Homily 25th Sunday Ordinary Time Cycle C September 22, 2019

And since all of us are servants, servants for Christ, we cannot serve two masters. Stop trying to perform the impossible, the unreachable, the unattainable, the unwanted situations in life that do great damage to the human soul at the end of the day.

               We cannot serve both God and cheating. We cannot God and greed. We cannot serve God and infidelity. We cannot both God and selfishness. We cannot God and a false human brand of marriage that more and more Christians have no issue with, while God continues to be insulted. We cannot serve both God and Planned Parenthood, as they continue to treat the beautiful gift of human life as easily disposable, and then sell parts of it for a little extra mammon. We cannot serve both God and a sports team, or Sunday morning sports, or yelling at the television. But we can serve God and enjoy any sports in a healthy context.

               This is one of those parables Jesus tells to his disciples where at the end of it, either your head is spinning out of control, trying to figure out exactly what he’s saying, or, there’s a natural understanding in one’s heart that he’s teaching something rather simple. I prefer the simple interpretation. Such as, don’t place your politics and bank accounts beyond the reach of humbly kneeling before a merciful God who desires our prayer, prudence, and penance, and not our punishment.

               This parable, simply, points to the power of Divine forgiveness and the master’s willingness to let go of some debt owed to him, rather than hold that debt – that sin – against the foolish steward, which we all are at times. The foolishness of acting in a manner that is unworthy of the master’s compassion is reversed by the steward – us – acting prudently on behalf of the master, and not oneself.

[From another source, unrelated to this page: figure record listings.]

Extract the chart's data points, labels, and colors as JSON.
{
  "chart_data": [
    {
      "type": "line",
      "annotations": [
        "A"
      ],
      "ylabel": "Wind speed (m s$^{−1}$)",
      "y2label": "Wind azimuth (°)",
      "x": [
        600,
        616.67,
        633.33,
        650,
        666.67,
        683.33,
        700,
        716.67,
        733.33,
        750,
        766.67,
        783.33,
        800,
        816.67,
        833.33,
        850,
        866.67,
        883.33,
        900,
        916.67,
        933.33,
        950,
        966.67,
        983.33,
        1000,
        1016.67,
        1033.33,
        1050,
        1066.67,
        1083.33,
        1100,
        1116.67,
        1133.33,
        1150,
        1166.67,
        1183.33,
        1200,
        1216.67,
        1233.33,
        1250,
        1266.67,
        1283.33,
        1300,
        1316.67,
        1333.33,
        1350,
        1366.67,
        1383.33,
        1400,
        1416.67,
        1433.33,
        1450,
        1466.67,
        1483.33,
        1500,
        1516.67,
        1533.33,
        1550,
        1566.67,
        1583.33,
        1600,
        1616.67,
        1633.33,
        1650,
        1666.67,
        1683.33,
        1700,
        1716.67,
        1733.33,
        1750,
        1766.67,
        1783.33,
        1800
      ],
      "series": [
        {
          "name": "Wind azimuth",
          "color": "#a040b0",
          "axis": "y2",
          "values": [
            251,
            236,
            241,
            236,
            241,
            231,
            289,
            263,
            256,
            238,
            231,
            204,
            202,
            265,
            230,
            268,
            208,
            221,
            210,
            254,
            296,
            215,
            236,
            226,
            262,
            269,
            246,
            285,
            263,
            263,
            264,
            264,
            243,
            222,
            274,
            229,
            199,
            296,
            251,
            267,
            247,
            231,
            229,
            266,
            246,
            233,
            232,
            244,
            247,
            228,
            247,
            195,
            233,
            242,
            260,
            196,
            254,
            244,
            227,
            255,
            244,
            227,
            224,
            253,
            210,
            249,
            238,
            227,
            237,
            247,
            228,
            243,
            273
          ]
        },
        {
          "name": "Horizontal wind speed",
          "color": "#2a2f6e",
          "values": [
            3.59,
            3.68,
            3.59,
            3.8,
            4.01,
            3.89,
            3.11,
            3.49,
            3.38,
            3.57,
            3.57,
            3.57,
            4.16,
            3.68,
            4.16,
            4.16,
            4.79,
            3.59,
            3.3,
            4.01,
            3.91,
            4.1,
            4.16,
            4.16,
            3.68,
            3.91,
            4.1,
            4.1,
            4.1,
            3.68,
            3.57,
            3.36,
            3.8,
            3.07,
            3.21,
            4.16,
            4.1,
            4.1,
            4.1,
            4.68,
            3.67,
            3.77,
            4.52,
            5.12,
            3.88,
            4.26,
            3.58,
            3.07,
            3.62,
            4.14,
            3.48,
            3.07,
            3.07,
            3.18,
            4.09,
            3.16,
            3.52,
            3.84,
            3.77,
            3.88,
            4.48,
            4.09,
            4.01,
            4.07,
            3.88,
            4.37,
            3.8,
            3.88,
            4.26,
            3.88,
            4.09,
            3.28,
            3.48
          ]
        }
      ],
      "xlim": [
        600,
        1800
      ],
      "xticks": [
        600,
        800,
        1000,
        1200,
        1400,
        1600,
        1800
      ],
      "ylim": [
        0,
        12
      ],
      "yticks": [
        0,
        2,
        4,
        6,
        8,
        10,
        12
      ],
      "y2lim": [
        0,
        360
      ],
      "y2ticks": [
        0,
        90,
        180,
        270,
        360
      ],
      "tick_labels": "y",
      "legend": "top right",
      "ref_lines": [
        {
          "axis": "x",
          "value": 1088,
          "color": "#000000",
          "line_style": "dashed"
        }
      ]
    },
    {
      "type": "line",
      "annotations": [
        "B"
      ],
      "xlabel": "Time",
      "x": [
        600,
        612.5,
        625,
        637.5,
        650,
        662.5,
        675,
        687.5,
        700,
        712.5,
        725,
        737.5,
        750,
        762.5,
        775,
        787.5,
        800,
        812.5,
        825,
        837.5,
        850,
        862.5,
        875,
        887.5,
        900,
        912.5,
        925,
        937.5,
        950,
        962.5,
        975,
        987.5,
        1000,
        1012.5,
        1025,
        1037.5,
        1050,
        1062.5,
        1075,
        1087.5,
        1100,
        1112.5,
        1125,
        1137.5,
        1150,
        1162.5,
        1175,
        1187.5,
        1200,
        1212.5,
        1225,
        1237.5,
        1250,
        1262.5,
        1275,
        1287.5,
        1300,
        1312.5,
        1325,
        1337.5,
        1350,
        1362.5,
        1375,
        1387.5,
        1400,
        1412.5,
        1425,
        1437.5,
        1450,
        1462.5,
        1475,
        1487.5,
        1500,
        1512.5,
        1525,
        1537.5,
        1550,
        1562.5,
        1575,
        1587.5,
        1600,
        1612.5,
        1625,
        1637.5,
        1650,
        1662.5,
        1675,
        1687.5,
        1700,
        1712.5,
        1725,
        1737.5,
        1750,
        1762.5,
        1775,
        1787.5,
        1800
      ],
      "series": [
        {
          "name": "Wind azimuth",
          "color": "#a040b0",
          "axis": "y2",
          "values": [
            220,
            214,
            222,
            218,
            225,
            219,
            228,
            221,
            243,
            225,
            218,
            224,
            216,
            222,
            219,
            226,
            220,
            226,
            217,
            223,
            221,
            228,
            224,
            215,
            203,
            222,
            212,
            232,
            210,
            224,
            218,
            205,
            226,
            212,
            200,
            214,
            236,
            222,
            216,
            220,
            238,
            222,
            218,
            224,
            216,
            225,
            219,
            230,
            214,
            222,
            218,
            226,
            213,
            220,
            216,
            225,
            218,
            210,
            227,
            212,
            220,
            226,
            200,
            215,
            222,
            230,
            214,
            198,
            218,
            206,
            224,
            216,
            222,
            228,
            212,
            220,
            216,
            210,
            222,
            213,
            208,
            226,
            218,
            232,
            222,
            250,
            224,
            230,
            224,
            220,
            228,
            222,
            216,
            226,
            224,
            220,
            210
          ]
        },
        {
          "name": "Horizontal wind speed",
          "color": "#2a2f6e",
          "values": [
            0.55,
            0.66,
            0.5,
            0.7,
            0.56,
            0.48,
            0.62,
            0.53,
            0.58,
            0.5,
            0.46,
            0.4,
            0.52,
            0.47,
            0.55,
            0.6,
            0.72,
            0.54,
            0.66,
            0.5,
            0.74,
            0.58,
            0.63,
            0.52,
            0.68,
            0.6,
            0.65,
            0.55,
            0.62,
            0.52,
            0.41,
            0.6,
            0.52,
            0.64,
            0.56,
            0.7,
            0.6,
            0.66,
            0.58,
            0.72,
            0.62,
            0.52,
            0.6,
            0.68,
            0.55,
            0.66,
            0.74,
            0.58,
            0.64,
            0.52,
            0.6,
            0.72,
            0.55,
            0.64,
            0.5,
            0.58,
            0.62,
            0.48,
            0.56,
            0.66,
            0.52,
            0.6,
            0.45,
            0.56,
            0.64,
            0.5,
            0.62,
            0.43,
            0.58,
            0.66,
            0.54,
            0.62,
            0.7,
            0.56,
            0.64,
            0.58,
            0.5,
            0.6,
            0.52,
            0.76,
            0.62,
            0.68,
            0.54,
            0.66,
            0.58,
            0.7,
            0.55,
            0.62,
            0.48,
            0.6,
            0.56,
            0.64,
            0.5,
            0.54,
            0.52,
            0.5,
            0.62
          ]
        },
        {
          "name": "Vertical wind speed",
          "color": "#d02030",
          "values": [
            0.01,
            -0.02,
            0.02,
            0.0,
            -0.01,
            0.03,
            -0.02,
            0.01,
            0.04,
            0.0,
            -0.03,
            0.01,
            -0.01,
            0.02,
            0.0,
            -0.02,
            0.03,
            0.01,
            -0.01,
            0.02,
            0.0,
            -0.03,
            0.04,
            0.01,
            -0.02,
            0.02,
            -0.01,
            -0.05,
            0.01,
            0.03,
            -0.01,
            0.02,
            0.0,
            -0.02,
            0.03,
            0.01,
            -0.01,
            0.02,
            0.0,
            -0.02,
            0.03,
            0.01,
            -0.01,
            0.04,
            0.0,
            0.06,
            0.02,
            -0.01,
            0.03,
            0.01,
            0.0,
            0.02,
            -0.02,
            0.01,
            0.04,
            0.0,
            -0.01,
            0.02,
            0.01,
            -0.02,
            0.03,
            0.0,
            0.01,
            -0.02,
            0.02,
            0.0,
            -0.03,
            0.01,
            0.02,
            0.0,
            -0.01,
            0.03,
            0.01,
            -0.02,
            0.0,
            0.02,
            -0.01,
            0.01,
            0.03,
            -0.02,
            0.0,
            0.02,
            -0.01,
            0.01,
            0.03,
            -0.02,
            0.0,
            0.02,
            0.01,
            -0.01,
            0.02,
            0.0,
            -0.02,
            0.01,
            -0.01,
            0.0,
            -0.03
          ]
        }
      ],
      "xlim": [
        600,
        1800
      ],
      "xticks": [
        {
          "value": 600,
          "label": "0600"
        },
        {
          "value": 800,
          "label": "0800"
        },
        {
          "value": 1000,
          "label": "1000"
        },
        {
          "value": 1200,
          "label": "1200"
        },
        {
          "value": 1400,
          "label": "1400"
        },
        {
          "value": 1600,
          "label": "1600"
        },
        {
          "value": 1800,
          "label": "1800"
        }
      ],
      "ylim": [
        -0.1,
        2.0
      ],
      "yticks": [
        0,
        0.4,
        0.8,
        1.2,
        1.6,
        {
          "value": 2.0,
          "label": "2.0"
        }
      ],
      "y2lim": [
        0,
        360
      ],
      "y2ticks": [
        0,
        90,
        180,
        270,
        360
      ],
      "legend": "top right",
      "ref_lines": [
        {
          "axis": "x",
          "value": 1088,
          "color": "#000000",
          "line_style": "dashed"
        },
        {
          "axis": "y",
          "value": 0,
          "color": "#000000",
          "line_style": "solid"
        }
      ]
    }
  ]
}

This parable is like a semi-conversion story, where the steward realizes he’s in some very deep do-do because of his intentional waywardness. The line in the sand has been crossed. The wall has been hit hard. He’s in trouble, and he knows there’s no place where he can go that will take him beyond the reach of God. There’s nowhere in this created world, even to the farthest ends of the universe, where God will not see us. Beautiful Psalm 139. Read it please. “O where can I go from your spirit, or where can I flee from your face? If I climb to the heavens you are there. If I lie in the grave you are there.”

               The steward has nowhere to go. Nowhere to hide form the Master, the Savior. And neither do we. So the steward’s best bet, coming to his senses like the Prodigal Son, is to give in, somewhat. It reminds of St. Augustine’s famous quip, “Lord, make me chaste, but not yet.” The steward becomes prudent instead of greedy; In his fear he says, “I’ll do something in favor of my master instead of against him before my master does something to me. I’ll beat him to the punch, and hopefully avoid his punch.”

               The good news is the turning away, at least momentarily, from serving himself in greed, and serving the goodness of his master. I suspect that’s a continuous temptation for many of us…where the blessings and the temptations of a passing world can override being a faithful, humble servant to Christ on his terms. And representing our Lord with truth and accuracy. Prudent acts are required on our part, be they spiritual or physical, to allow God’s grace to carry us back to a better place where we stand before the Master.

               Interestingly, the master in the parable admires and commends the semi-conversion of his unfaithful steward. “Here’s your promissory note for 50 measures of olive oil, instead of 100 owed, which is better than zero collected.” You know what that is in the world of eternal thinking? That’s a recipe for Purgatory. The semi-conversion keeps us out of eternal damnation; H-E- Double Hockey Sticks. So the master here is okay – for now – with semi-conversion. The prudent acts of the steward on behalf of the master means the master doesn’t have to wipe out the steward. Because of mercy and compassion.

               This parable reveals very clearly that we have much to say about our final destination. However, in being servants for Christ, it’s okay to have some semi-conversions along the way over the years, as long as we don’t stay there. But not serving both God and mammon is a teaching from Jesus that calls us to full conversion.

               Full conversion to Christ is nothing short of maintaining a daily life of prayer; performing consistent works of mercy – from the sick to the poor; being faithful to the teachings of our Christian faith without watering them down, or trying to change the unchangeable. Full conversion to Christ incorporates the prudent act of reading about the lives of the Saints, and increasing in our lives the virtues in their lives that raised them to a holy Communion.

Full conversion to Christ, the only true master between God and men, must be grounded in the reception of the Sacraments of the Eucharist and Reconciliation. Many folks are satisfied with collecting promissory notes for 50 when 100 is available and owed to Christ.

               The steward in this parable is satisfied with Purgatory. Through God’s mercy and compassion, he has at least been saved for the moment through acts of prudence. Our goal is not Purgatory. Our goal is heaven, which means full conversion to Christ.